Türkiye'nin resmi dili Türkçe ve bu böyle kalacak. Hiçbir zaman değişmeyecektir. Büyük ülkelerde konuşulan bir çok diller olur. Ama başlangıcınız nasıl? Pozitif bakmakla negatif bakmak. Önemli olan bakış açısı. Bunların hepsi kültürün parçası. İnkar etmenin anlamı yok. Zaten inkar ederek bir yere gitmiyor. Tam tersine anayasa, 'Kültürü korumak bizim için görev' diyor. Kültür deyince müzedeki şey de, destan da, konuşulan yerel diller de kültür. Türkiye böyle bakıyor. Onun için televizyonlar, üniversitelerde kürsüler, kurslar var... Bu pozitif bakış özgüvenle ilgili. TBMM'ye gelince... Meclis'in işleyişinin kendi kuralları var. Bunlar usulü şeyler.
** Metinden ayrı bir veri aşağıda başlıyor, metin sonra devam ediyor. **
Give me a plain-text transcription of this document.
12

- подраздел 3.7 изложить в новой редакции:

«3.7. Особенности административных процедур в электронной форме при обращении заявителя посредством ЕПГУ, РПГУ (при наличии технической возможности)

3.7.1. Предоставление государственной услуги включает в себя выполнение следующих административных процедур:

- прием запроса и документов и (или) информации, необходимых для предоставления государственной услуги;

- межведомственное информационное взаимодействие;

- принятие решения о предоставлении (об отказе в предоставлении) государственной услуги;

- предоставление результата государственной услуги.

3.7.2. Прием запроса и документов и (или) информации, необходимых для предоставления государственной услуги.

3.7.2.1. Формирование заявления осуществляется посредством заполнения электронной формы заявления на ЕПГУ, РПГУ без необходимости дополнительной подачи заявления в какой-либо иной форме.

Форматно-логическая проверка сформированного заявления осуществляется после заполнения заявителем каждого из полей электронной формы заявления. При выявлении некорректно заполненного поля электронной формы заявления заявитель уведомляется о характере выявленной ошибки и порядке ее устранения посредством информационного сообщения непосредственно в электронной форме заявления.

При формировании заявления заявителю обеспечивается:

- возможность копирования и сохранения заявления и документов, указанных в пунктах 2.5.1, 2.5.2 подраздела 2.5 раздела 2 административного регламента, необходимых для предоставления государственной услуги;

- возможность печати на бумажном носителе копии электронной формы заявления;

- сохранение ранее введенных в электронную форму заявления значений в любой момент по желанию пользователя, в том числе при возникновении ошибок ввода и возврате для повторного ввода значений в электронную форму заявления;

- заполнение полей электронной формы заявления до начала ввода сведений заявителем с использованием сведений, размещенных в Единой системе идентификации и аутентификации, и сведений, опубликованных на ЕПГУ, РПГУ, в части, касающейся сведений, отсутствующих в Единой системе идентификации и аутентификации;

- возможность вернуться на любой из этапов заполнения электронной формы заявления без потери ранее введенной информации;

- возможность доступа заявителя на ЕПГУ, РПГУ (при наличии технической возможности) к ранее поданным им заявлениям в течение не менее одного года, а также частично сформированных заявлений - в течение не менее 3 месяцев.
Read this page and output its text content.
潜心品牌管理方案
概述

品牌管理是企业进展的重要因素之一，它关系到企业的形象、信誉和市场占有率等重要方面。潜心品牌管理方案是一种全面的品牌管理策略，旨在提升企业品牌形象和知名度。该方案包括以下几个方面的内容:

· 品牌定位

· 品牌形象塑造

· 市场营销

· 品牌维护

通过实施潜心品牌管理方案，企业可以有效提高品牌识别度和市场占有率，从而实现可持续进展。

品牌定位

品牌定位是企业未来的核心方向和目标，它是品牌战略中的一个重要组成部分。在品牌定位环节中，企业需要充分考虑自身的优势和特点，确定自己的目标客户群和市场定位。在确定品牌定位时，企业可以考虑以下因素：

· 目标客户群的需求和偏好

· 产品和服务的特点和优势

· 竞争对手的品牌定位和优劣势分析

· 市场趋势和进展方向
Bu konularda dikkatli olunursa, bu tip şeyler, politik araç yapılmaktan uzak tutulursa o kadar rahat hayatımızın parçası olur. Bazen bakıyorum TRT 6'da genç genç insanlar. Bunlar dışarıdan gelmedi ki kardeşim. Demek ki bu konuşulan gerçek bir şey. Niye ben bunu yok sayayım? Tam tersine 'Benim bir parçam.' Bu anlayışı baltalayacak davranışlardan kaçınmak gerekir. Bunlar; reformların, demokratik standartların yükseltilmesi süreçlerinin önünü tıkar. Onun için herkesin sorumluluğu var.
ÖZGÜRLÜK ANLAYIŞI
Bu konu (başörtüsü) çok konuşulduğu için sıkıyor. Başbakan'ın özgürlük anlayışı; modern, AB çerçevesinde olması gereken temel hak ve özgürlüklerle ilgili. Kendine güveni olan, bireyciliği öne çıkartan bir anlayış. Ötesinde bir şey aramamak gerekir. Başbakanın özgürlük anlayışından şüphe etmiyorum. Başbakanın söylediği şu: 'Bireyin öne çıktığı, özgürlükçü, herkesin kendi tercihini yapabileceği durum.' Herkesin ulaşmak istediği de bu. Sayın Başbakan'la özgürlük anlayışımızda, bir farkımız yok.
Bunlar açıkçası biraz bıkkınlık getiriyor. Onun için herkes bir şeyler söylüyor.
Önemli olan hakaret olmaması. Onun ötesinde karikatür tabii ki mizah. Çerçeve, hakaret olmaması. Yazıya göre, karikatüre daha toleranslı olmak gerekir. Yazıda her şeye hakim olursun. Öbürü farklı.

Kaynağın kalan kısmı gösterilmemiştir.